Werewolves and Wanting to Change

An editor for Cream Scene – Maggie Conlee – reveals (and explains) her love of werewolves.

Art & Writing by Maggie Conlee

Werewolves and Wanting to Change

In my small bathroom, I am in the fetal position on the cold tile floor. My entire body feels alien to me. I look at my hand and clench it and close it, remembering a poem by Naomi Shihab Nye where her mother tells her that you know you’re dying when you can no longer make a fist.

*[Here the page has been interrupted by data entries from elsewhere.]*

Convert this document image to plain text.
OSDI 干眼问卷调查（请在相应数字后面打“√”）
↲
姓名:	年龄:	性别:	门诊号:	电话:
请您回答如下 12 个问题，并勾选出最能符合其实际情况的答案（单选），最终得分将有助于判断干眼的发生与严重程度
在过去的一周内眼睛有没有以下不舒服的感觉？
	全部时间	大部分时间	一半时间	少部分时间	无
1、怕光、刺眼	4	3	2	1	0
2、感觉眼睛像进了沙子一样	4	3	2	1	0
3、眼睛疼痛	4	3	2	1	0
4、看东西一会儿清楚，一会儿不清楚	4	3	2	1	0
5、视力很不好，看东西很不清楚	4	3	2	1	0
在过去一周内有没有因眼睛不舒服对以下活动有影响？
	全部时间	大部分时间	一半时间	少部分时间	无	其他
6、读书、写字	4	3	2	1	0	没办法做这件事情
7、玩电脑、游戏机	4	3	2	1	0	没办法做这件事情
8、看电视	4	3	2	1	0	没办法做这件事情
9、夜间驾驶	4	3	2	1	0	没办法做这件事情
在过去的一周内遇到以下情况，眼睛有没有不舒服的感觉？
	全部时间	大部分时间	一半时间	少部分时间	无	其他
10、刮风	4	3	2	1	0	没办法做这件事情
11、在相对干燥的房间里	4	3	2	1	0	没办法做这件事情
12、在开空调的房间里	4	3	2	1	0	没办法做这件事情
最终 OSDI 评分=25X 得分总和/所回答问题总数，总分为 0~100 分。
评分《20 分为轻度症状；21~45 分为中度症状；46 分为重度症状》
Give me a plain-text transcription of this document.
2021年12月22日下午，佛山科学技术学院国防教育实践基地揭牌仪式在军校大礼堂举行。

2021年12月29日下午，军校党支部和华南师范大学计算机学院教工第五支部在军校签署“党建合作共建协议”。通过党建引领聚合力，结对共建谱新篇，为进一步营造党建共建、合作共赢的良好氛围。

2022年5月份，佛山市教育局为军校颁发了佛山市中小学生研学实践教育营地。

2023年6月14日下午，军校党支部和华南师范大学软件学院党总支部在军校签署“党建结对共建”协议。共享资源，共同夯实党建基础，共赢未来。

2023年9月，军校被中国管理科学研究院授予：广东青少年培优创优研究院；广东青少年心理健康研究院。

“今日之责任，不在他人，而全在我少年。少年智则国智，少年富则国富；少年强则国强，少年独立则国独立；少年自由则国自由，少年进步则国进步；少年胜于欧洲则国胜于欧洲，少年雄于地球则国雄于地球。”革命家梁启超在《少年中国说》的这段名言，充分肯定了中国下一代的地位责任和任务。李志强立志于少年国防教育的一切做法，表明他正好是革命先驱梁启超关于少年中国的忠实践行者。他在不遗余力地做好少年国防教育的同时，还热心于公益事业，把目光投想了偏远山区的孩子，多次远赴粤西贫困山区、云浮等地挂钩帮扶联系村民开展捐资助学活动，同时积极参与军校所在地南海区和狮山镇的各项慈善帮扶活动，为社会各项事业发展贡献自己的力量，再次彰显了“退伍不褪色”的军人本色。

Having a human body is weird and, after a little over two decades of having one, I haven’t quite gotten used to it yet. In an attempt to cope with the strangeness, I’ve always been heavily invested in werewolves. To be a werewolf is to transform the body in which you normally reside. The human body that you’ve inhabited for your whole life holds on to so much for so long and sometimes all you want is to just start afresh.

Imagine a naked body hunched over and pulsating with change, like if you could see the beating of the heart inside your chest. The little nubs of the spine are almost poking through the skin of the back. The transformation looks painful, but underneath your fear you’re a little jealous because it looks incredibly cathartic. This body produces a guttural scream as it falls to its knees. Bones crack and break themselves as they rearrange to fit something new.

One of my personal favorite werewolf movies is Ginger Snaps, where a teenage girl obsessed with macabre starts begins her transformation into a werewolf along with her period. I watched this movie for the first time in my prepubescent years. I never got “the talk” about how the blood would be flowing and the hair would be growing. My scope was limited to a book about puberty that my dad bought me from a yard sale and this illegally-dowloaded werewolf movie where a girl turns into an unrecognizable beast. Excited with the anticipation, I went out some nights to howl at the moon.

It hurts to change.

I am a child standing in a dressing room with a too-tight, hot-pink shirt exposing my belly. It feels like my stomach is being squeezed out by the scalloped hem of the cotton that I dedicated all of my hopes and dreams to fitting in. My face is becoming hot and red with tears streaming down. The clothes are getting tighter and tighter as my body seems to grow larger and larger. The threads tourniqueting my growing body become too overwhelming and I start thrashing around like a wild animal in any attempt to get it off.

My fascination with shapeshifters began at a very young age. I was keenly aware that I was fat starting from the moment I realized I had a body. When I was ten, my older sister got me my very own laptop (a mistake) for Christmas and I was able to illegally watch every werewolf movie available online. I became enamored with the idea that one could undergo this cathartic transformation and release the beast within. It amazed me that a body could change so much.

Every time I clench my fist, I am reminded of how fragile and resilient the human body can be. My body is fat and weird and beautiful and sometimes feels like it’s been struck by lightning. It changes every day. Our cells regenerate and our hair is always growing.

We are all werewolves undergoing a slow, but still slightly painful development. Even though I don’t crave the moonlit transformation so much anymore I still take every opportunity to howl at the moon.


About the Author

Maggie Conlee is an editor and staff writer for Cream Scene Carnival. She enjoys arts and crafts, werewolves, and staring at the wall until the next vision comes. She loves writing any genre, but has a particular affinity for anything weird.